Observamos como los negacionistas de las guerras culturales quitan hierro a fenómenos que preocupan a una parte de la sociedad y atribuyen el interés por cuestiones de este tipo (diversidad, libertad de expresión, etc) por cuestiones de este tipo a la excesiva atención que les prestan los grupos más polarizados. Lo paradójico es que no pocos de estos negacionistas son auténticos guerreros culturales, embarcados en la misión de liberar a la humanidad de lo que consideran pecados de la civilización occidental.
Así pues, cuando lanzan campañas a favor de su entender sobre la familia, sexualidad o educación no reconocen estar librando tal guerra, Antes bien, se presentan como “batalladores de la justicia social”, De modo que la cruzada de estos activistas por cambiar la mentalidad hegemónica aparece siempre como una exigencia de la inclusión y la diversidad, mientras que son los otros, los partidarios del efecto contrario, los que están partiendo en dos a la sociedad con sus radicales causas.
Desde el mundo woke, es difícil comprender por qué hay quienes les acusan de querer adoctrinar.
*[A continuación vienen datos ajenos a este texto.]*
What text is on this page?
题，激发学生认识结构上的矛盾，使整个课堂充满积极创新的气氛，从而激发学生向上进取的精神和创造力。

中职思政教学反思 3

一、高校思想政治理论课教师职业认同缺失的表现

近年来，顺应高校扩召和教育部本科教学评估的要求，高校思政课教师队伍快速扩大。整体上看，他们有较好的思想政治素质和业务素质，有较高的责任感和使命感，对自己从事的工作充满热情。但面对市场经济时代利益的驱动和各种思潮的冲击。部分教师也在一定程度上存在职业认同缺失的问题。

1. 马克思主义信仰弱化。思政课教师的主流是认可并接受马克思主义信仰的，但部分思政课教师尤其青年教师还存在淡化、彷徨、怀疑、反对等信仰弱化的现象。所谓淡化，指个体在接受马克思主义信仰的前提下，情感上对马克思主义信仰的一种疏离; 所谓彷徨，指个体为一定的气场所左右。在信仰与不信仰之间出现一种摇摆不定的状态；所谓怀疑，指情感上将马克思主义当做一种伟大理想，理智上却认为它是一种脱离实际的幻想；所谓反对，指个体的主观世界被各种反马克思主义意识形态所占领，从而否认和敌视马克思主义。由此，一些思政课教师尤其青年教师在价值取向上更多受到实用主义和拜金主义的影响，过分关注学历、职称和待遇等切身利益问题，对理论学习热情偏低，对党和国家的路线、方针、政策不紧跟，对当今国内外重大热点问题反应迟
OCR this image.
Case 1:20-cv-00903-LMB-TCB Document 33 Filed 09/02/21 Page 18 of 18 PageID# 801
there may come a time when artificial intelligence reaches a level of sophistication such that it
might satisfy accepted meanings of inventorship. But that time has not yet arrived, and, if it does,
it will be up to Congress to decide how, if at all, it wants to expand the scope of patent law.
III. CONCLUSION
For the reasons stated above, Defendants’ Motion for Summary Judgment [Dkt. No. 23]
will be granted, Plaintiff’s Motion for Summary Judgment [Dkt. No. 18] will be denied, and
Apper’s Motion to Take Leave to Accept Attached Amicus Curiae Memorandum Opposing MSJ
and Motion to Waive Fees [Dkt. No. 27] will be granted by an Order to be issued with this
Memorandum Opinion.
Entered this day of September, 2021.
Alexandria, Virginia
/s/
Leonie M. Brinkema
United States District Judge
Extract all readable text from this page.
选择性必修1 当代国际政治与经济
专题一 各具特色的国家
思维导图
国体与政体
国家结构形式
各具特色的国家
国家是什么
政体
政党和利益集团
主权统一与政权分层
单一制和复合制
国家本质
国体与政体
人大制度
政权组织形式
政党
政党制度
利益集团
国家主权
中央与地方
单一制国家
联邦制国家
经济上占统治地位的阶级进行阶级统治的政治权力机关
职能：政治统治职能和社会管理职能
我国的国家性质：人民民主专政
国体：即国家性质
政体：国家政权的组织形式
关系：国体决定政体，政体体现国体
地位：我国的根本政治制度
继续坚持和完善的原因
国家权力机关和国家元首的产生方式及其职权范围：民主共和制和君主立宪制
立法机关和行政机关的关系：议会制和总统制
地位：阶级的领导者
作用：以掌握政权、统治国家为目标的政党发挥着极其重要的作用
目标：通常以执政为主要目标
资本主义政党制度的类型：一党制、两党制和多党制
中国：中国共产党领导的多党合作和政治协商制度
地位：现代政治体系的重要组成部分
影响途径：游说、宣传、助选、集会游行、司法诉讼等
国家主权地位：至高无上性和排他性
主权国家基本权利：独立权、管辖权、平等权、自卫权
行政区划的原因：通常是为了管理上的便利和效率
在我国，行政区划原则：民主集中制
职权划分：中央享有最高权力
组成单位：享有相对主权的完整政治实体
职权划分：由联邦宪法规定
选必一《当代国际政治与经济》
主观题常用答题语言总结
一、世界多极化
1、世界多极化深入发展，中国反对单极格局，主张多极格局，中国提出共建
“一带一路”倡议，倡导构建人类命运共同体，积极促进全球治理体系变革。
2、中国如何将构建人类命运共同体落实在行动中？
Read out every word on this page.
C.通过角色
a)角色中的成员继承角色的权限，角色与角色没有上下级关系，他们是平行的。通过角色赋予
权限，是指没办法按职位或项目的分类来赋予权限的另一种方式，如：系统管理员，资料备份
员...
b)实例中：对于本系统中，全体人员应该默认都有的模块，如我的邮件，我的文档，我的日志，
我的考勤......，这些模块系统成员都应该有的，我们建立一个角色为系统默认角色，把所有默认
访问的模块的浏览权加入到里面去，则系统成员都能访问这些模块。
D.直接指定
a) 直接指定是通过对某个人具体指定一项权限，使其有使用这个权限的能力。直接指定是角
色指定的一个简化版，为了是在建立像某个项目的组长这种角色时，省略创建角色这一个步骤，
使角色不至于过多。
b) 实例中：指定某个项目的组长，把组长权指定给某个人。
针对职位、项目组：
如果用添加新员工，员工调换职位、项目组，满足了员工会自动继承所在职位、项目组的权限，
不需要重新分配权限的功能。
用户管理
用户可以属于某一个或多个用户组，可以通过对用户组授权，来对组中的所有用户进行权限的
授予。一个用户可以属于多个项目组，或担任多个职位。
Según su punto de vista, lo que ellos hacen es educar y sensibilizar, aunque la mejor manera de entender la “creación de conciencia” es como un eufemismo para convertir a las personas hacia los valores de los propios creadores de conciencias. Los partidarios de los valores tenidos por conservadores repiten el error de erigirse en portadores únicos de la decencia y el sentido común cuando niegan a reconocer los avances que ha traído la visión moral de la izquierda, o cuando minimizar problemas reales, como los subrayó la muerte de George Floyd a manos de un policía blanco y ante la indiferencia de otros tres agentes.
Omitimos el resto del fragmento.